After he emptied the first can, he turned on the rest. Each one was a little harder to pull away from the plastic rings than the last. In the end, he had six empty cans and a sink that stank of cheap beer. He shook his head at his folly and then walked to the phone. After all these years, he still knew the number by heart.
"Hello?" came a woman's voice from the receiver.
"Rosa," stated Bryce.
"Who is this?"
"You tell me. You're supposed to be the fortune teller."
"I stopped doing that years ago, Larry."
"Lawrence," he corrected. "Or just Bryce. Never Larry."
"What do you want Larry?"
"Have you watched the news lately?"
A long pause on the other end of the line. Bryce rubbed his finger across a tear in his wallpaper.
"No," she said, hardly convincingly. "What happened? Have you won some prize money and come to whisk me off to some tropical getaway? I always knew you had a thing for me."
"What have they said about the killings? Has anyone made the connection and thrown out the name yet?"
"What do you want, Detective Bryce?"
"What's with the formality all of a sudden? A moment ago it was just Larry."
"I get a little bitchy when someone starts to interrogate me."
"I need to talk to you about Alfred Weir. And about Tobias McIntyre."
"Last I knew, your investigation was closed."
"The pieces never added up completely. You were always holding back, and because of that an innocent man died."
"Innocent men don't confess."
"I have some questions about that, too."
"I don't have answers." The line went dead as Rosa hung up. Bryce shrugged and replaced the phone in its cradle.
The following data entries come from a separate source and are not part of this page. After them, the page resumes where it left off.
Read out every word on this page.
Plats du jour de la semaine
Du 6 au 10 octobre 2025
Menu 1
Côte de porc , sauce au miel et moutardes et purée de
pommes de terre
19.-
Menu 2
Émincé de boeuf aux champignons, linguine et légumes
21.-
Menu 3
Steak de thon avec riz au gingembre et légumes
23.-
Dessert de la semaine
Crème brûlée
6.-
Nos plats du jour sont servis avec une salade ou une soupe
Three years after Al's execution, DNA evidence from one of thirty-six victims cleared him. Bryce had gone to his first Alcoholics Anonymous meeting that week. Too late to keep himself out of divorce and child support. Too late to save a good man who wanted to become a villain. And too late to catch the real killer.
"They made it all the way to Shelley's bedroom," he mused out loud. "You knew they were coming, but they managed to get seconds away from putting a bullet to her. Are you rusty? Are you slow? Or are you just like me and getting old?"
Whatever the reasons, Bryce had a case to revisit. Mack the Knife, the Guardian Murderer, whatever people wanted to dub him. Rosa wouldn't wait around her home for him to show up with a badge and a series of questions, but he didn't worry about that. He knew where she would go to hide. The same place the killer had once hidden, right under his nose.